“La situation dans la construction pourrait être bien pire”

© FRANÇOIS HUBERT

Niko Demeester, directeur d’Embuild, et David Clarinval, vice-Premier ministre MR, constatent que le ralentissement de l’activité du secteur s’accélère. Et ce alors que les défis environnementaux et sociétaux sont nombreux.

Les téléphones chauffent ces dernières semaines. Avec notamment d’un côté le vice-Premier ministre David Clarinval (MR) qui semble vouloir s’ériger en défenseur du secteur de la construction au fédéral et, de l’autre, Niko Demeester, directeur d’Embuild, l’association de la construction qui représente les 130.000 entreprises du secteur en Belgique. Crise du logement, hausse de la TVA, pénurie de main-d’œuvre, robotisation de la production: les interrogations restent nombreuses.

TRENDS-TENDANCES. La fin de la TVA à 6% pour les promoteurs et investisseurs immobiliers décidée par le fédéral est un coup dur pour le secteur. Quelles en seront les conséquences?

NIKO DEMEESTER. Elles sont multiples. Cela va notamment ralentir le réaménagement des zones urbaines, favoriser l’habitat individuel sur les terrains à bâtir, freiner la création de bâtiments économes en énergie ou encore réduire l’accessibilité au logement. On le sait, le secteur du logement traverse clairement une crise. Le volet résidentiel dans la construction sera en recul de 8% cette année. Et les perspectives pour 2024 sont encore plus pessimistes. Cette décision ne va rien arranger.

– Elle a en tout cas suscité de nombreuses réactions. Ne va- t-elle pas à contre-courant des défis énergétiques et des ambitions de renouvellement du parc immobilier?

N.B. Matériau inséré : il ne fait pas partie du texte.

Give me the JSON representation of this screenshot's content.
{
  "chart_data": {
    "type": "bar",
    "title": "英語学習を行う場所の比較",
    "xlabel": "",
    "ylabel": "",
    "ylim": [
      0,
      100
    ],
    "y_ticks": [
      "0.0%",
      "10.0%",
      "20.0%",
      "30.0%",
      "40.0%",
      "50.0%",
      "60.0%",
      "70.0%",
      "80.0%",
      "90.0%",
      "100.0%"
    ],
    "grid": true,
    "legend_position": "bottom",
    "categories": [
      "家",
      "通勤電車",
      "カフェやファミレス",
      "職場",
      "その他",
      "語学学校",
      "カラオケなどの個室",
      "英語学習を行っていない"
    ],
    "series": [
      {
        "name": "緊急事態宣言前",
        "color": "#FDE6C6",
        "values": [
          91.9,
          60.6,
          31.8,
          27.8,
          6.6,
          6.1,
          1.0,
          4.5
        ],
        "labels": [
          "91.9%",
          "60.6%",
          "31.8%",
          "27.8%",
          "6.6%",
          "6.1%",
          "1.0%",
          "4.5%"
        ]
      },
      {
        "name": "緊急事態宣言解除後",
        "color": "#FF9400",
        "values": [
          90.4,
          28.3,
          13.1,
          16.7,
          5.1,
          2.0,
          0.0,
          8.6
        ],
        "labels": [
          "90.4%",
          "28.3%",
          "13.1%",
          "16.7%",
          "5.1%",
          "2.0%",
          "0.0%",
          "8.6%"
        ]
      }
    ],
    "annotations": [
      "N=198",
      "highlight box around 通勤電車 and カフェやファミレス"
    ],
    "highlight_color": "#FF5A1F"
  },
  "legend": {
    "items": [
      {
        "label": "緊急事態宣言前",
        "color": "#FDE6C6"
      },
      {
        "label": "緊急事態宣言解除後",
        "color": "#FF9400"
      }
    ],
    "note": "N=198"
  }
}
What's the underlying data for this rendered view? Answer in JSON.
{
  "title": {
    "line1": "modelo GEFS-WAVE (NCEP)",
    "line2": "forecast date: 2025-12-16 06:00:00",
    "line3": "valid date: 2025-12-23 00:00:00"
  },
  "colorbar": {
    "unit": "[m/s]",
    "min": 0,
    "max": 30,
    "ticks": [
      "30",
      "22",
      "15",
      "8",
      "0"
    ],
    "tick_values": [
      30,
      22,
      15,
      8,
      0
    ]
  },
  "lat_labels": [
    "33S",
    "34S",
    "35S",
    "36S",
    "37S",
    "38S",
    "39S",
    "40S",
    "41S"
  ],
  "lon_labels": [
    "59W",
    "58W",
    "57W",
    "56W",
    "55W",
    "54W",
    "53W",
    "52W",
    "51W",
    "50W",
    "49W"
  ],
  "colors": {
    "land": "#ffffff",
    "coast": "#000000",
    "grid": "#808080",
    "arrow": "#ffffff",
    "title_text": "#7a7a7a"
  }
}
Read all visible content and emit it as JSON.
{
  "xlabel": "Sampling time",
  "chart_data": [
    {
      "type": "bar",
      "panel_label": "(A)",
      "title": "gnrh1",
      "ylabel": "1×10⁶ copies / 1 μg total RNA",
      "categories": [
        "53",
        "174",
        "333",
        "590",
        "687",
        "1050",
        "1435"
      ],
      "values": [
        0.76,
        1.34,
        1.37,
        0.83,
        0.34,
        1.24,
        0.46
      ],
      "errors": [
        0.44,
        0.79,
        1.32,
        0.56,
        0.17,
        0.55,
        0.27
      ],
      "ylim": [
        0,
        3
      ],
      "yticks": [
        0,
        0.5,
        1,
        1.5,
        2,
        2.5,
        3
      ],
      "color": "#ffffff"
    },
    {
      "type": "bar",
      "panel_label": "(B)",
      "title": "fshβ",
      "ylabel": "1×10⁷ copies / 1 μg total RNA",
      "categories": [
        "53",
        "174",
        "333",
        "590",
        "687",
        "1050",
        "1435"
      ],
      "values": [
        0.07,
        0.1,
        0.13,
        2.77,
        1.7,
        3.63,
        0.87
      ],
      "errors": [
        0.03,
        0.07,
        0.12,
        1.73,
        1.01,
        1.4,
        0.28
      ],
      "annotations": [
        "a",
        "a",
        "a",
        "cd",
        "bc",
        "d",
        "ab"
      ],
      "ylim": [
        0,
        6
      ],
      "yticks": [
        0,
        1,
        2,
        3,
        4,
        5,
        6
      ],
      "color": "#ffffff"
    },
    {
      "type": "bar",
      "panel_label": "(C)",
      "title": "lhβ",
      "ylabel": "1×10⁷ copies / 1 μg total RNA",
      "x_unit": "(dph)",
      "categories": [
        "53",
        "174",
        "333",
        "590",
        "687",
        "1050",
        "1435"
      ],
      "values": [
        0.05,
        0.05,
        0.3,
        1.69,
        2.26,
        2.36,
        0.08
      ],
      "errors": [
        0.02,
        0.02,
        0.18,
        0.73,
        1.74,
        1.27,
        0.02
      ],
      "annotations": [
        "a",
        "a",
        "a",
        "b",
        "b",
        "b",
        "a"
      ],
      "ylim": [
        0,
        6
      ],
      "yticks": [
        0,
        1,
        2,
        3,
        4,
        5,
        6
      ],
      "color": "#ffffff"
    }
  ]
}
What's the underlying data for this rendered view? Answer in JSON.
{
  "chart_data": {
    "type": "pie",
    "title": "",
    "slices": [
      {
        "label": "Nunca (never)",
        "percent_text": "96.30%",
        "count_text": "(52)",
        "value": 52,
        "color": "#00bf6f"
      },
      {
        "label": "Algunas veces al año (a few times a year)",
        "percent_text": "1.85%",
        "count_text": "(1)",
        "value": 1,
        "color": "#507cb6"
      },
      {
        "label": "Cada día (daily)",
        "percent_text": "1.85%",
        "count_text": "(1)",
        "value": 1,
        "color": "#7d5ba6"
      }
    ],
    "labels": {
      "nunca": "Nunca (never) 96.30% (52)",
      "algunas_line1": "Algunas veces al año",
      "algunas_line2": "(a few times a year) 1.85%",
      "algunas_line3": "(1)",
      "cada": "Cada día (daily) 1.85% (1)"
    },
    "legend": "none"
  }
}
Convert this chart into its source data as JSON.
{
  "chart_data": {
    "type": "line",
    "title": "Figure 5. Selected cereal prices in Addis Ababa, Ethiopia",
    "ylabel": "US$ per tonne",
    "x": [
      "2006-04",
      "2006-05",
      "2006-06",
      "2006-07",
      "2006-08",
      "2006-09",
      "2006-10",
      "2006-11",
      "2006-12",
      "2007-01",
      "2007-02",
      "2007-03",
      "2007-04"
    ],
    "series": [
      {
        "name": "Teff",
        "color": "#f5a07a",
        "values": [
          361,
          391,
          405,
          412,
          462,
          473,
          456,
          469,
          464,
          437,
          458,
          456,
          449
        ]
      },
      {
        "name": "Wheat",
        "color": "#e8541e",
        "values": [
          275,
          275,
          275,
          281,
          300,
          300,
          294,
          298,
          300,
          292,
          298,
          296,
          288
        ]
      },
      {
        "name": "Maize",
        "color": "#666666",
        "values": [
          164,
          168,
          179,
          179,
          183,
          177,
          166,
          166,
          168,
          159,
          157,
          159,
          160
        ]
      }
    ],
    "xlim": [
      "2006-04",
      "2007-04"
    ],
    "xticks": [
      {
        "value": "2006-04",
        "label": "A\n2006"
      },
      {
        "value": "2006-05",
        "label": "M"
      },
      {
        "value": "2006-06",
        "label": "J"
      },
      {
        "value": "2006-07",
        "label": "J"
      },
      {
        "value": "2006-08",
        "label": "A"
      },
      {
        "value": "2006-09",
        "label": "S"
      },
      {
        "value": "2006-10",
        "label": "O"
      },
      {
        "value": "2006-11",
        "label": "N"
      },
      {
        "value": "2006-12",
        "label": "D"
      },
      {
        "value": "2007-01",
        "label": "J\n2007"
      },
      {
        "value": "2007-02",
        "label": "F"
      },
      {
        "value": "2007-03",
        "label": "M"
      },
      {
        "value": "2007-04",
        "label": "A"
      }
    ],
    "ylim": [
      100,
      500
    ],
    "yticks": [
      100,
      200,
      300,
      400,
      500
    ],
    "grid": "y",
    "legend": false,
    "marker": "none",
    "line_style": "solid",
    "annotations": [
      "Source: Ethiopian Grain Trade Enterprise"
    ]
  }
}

DAVID CLARINVAL. J’ai été entrepreneur dans la construction pendant 15 ans avant d’être ministre. Je connais donc cette problématique et je partage les inquiétudes actuelles. Si les travaux publics dans les communes sont en hausse de 4,7%, cela ne compense pas la baisse observée dans le résidentiel. Les taux d’intérêt sont évidemment la cause principale de la situation actuelle. J’espère que les décisions de la Banque centrale européenne permettront d’avoir une courbe descendante des taux d’ici la mi-2024. Car si les carnets de commandes des entreprises sont encore remplis d’ici là, les craintes sont plus élevées pour le second semestre.

“30.000 logements devront être construits chaque année d’ici 2030. Ce ne sont pas les particuliers qui pourront y parvenir.”

Et sur la décision de ne plus encourager les opérations de démolition/reconstruction?

D.C. Il faut se rendre compte que la situation aurait pu être bien pire qu’aujourd’hui. Je me suis battu pour que l’on épargne le secteur de la construction dans le cadre de la réforme fiscale. Le ministre Van Peteghem voulait, par exemple, augmenter la TVA sur la rénovation de 6 à 9% ou porter à 15 ans la période durant laquelle il était possible de bénéficier du taux de 6%. Or, la TVA pour rénovation est pérennisée, rien ne change. Les menaces ont été nombreuses, surtout venant des autres partis. Pour la démolition/reconstruction, il s’agissait d’une mesure temporaire.

Les investisseurs immobilier qui mettent des logements en location s’estiment lésés…

D.C. Nos partenaires du gouvernement voulaient la fin de cette mesure. Si nous la prolongions, cela coûtait 293 millions à l’Etat chaque année. Or, nous étions censés trouver plus de 2 milliards pour 2024. Il a donc fallu faire des choix, même si je comprends la déception des acteurs du secteur. Les compromis ont été nombreux. Nous avons néanmoins pu négocier une période transitoire d’un an.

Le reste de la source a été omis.